Todo esto, golpizas, asesinatos, desapariciones y un siglo de violencia de Estado contra los actores de la educación, tiene un trasfondo importante: el aparato educativo, las universidades y la educación superior en general han sido creadas y educadas para dejar hacer, dejar pasar y cumplir así con su papel designado de procurar que toda esa violencia sea vista con indiferencia. Lo que menos quieren los gobiernos, y el actual no es la excepción, son las grandes marchas y protestas universitarias y las del magisterio. ¿Por qué sin mayor problema pueden las autoridades decir en el caso de Luz Raquel que sí se le cuidaba pues una patrulla pasaba periódicamente frente a su casa? ¿O por qué pueden las de Nuevo León proclamar como definitiva aquella primera y conveniente autopsia de Debanhi que implicaba que nada había que investigar y a nadie había que perseguir? La respuesta es simple: porque actúan en el supuesto, consciente o no, de que nadie tendrá la terquedad de sus padres para ponerlo todo en duda. Y porque saben que la universidad de Debanhi –la Autónoma de Nuevo León– también dirá muy poco.
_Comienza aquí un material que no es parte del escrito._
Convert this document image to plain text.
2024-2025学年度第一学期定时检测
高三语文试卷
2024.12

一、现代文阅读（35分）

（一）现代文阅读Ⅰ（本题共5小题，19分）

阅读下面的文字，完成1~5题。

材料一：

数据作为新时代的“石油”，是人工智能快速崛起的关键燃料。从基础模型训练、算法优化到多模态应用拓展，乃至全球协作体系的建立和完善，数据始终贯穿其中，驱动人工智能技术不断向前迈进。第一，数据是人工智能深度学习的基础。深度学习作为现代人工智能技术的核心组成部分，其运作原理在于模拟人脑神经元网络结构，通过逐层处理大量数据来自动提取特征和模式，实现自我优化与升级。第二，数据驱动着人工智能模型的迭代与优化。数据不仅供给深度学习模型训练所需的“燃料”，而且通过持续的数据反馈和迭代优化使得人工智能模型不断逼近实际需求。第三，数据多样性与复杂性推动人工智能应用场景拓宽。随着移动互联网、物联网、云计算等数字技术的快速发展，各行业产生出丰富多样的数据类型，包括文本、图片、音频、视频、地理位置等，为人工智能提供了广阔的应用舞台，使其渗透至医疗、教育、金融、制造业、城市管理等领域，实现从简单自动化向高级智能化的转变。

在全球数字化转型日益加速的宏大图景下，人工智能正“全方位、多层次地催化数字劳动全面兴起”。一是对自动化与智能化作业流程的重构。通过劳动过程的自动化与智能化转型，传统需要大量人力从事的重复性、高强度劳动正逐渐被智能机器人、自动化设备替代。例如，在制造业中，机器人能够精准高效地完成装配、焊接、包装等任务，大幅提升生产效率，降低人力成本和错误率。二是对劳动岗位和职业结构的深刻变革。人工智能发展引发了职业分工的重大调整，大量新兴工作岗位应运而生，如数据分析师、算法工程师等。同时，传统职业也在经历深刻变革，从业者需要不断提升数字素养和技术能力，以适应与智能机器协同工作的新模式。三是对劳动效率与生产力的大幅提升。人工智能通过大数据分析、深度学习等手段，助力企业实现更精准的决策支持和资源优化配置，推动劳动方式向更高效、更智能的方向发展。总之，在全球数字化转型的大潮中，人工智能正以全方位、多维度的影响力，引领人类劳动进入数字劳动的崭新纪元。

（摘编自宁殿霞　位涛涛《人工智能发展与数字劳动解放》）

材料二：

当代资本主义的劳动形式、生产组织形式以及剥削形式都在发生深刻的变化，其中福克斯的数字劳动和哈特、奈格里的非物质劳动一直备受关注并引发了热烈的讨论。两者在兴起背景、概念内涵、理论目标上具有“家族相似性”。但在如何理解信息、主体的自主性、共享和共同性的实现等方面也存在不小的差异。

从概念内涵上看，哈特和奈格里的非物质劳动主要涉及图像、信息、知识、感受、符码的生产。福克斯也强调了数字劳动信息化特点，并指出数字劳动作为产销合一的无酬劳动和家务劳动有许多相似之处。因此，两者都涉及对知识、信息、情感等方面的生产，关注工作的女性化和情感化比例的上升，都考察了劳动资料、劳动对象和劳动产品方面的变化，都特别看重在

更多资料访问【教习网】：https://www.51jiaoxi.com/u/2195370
Saben, además, que las y los maestros enseñamos a niñas y niños a no poner en duda la palabra del adulto o maestro, y enseñamos que a la universidad vinimos a aprender y no a mezclarnos con temas desagradables y dolorosos.

La enseñanza de la indiferencia la llevan a cabo también las y los rectores que ante cualquier desaparición o asesinato toman del cajón una burocrática respuesta: el desplegado, los lamentos y la pasajera exigencia de investigación y castigo. Sin embargo, cuando en otra universidad una jovencita desaparece, sus compañeros y su familia la reportan de inmediato, y, sin esperar un día, desde la propia institución crean brigadas que recorren la zona donde la joven trabajaba, vivía y estudiaba. Tocan todas las puertas, muestran su foto e invitan a reportarla. Al mismo tiempo, hay conferencias de prensa donde oficial y reiteradamente se reclama a las autoridades su acción inmediata. Los directivos de la universidad acompañan a los familiares en la penosa jornada de trámites y de revisión de cadáveres, se organiza marcha de protesta con la invitación pública a otras instituciones a formar un frente amplio en defensa de las y los estudiantes. Todo esto hizo que la opinión pública comenzara a retomar el tema en redes y notas periodísticas, y, al tiempo, y en este caso al menos, la estudiante apareció viva. Así, en un caso al menos, se burló el clima de pasividad que promueve el currículo de la indiferencia y se probó la eficacia de la participación.

La llegada del proyecto universitario neoliberal trajo otra presión hacia la indiferencia. La propuesta de alza a las colegiaturas en la UNAM en 1999 se acompañaba de un cambio: las y los estudiantes ya no debían considerarse integrantes de una comunidad que participa y cuida de los suyos. Debía llamárseles usuarios, un concepto que fortalece la idea de una clientela, una masa atomizada de compradores. Afortunadamente, la palabra, junto con el alza, se fue al caño, pero no la tendencia a despojar a la escuela y la universidad de su esencia de comunidad que cuida a los suyos. Y convertirla en una entidad eficiente en la venta de cursos y servicios. Y la paradoja: en el Metro –donde todos somos usuarios– hoy existe más posibilidad de ser atendido eficazmente por la policía que por la institución escolar en el caso de la muerte o desaparición de una estudiante. En las universidades, de hecho, ni autoridades ni defensorías se sienten aludidas a fondo ante la muerte o desaparición de una estudiante. Y el Estado puede entonces tomar a la ligera cualquier caso; sabe bien que lo respalda la aprendida indiferencia.